No era esa la palabra que ella hubiera usado. Gabriela era la que había sido desagradable. Pedro le acarició los hombros, le giró la cabeza y le dió un beso, quitándole a Gabriela de la cabeza. El fuego de la pasión volvió a surgir y él se puso encima de ella. Paula arqueó su cuerpo, invitándole a entrar dentro de ella. Así era como quería estar, con aquel hombre dentro, dejándola que la amara. Pedro arqueó su cuerpo y pronunció su nombre, cuando estaba ya al borde del orgasmo. Paula lo acompañó hasta el último momento y lo último que pensó, cuando sintió el líquido dentro de ella, era que no habían tomado precauciones para no quedarse embarazada. «Por favor, Dios mío, dame un hijo suyo para poder amarlo...»
La actividad de la empresa de Birmingham acaparaba todo el tiempo de Pedro. Los niños estaban de vacaciones. Paula logró convencerlo para volver al zoo con los niños y ver el pingüino que habían adoptado. El animal estaba muy bien y no le había pasado nada. Los niños quisieron quedarse a comer, pero ella tenía el estómago revuelto, así que les compró unos sandwiches y se los comieron a la sombra de un árbol. Hacía un tiempo primaveral y los árboles estaban ya en flor. De vuelta a Norwich los niños no callaron en ningún momento, comportamiento muy distinto al que habían tenido la primera vez que habían ido al zoo. Cuando llegaron, lo primero que hicieron fue irse a la cocina y pedir de comer. Paula abrió el frigorífico, se sintió mareada y no tuvo más remedio que irse corriendo al cuarto de baño. Allí la encontró Pedro minutos más tarde, arrodillada en el suelo y blanca como la cal.
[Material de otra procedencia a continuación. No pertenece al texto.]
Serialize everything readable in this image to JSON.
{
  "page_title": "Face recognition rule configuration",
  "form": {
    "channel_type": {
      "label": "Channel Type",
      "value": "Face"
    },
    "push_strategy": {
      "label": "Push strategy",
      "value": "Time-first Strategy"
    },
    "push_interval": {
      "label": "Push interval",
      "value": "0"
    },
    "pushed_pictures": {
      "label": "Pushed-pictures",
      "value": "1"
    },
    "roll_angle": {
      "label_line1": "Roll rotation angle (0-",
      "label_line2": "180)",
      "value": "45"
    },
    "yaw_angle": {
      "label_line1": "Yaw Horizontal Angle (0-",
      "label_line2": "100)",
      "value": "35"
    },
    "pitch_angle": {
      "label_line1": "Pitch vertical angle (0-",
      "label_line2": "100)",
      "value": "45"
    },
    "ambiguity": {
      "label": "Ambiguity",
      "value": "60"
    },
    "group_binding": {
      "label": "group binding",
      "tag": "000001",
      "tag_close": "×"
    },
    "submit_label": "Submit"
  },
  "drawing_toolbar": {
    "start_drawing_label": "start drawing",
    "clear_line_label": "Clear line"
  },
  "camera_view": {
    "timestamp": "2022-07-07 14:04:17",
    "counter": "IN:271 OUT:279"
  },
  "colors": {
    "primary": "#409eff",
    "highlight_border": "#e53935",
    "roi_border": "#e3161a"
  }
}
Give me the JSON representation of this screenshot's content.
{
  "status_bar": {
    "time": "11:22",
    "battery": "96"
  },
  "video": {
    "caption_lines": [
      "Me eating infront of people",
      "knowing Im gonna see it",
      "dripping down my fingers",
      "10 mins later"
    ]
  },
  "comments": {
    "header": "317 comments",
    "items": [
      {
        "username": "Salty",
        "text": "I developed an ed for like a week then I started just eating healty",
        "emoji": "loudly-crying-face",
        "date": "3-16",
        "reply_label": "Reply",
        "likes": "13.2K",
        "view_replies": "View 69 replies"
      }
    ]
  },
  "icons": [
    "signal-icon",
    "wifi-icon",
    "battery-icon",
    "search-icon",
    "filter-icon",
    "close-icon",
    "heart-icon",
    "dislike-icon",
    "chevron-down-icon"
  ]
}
—¿Estás bien? —le preguntó, colocándose a su lado.
—Sí —logró responder ella—. Me parece que he pillado algo.
Pedro la ayudó a meterse en la cama. Al cabo de un rato, él subió con una bandeja, en la que le llevaba sopa y unas tostadas, que ella se comió de forma voraz.
—A lo mejor es que sólo tenías hambre —sugirió él, cuando apareció de nuevo, para retirar la bandeja.
Ella asintió. Estaba demasiado agotada como para pensar. Alo mejor tenía razón. Pedro se sentó en el borde de la cama y le agarró la mano.
—Paula, ¿Crees que no habrá ningún problema si me voy a Birmingham mañana?
—No te preocupes —le dijo—. Ya me siento mejor. No sé lo que me ha pasado. Vete tranquilo.
Pedro se fue y ella se recuperó un poco, pero, sin embargo, siguió teniendo la misma sensación de mareo y sólo lograba recuperarse si comía.
El verano pasó y los niños volvieron al colegio, pero Pedro seguía muy ocupado. Seguía viajando mucho a Birmingham. En raras ocasiones lograron estar horas sin que los interrumpieran, pero cada vez que se quedaban solos Paula se daba cuenta de que se estaba formando un vínculo mágico entre ellos.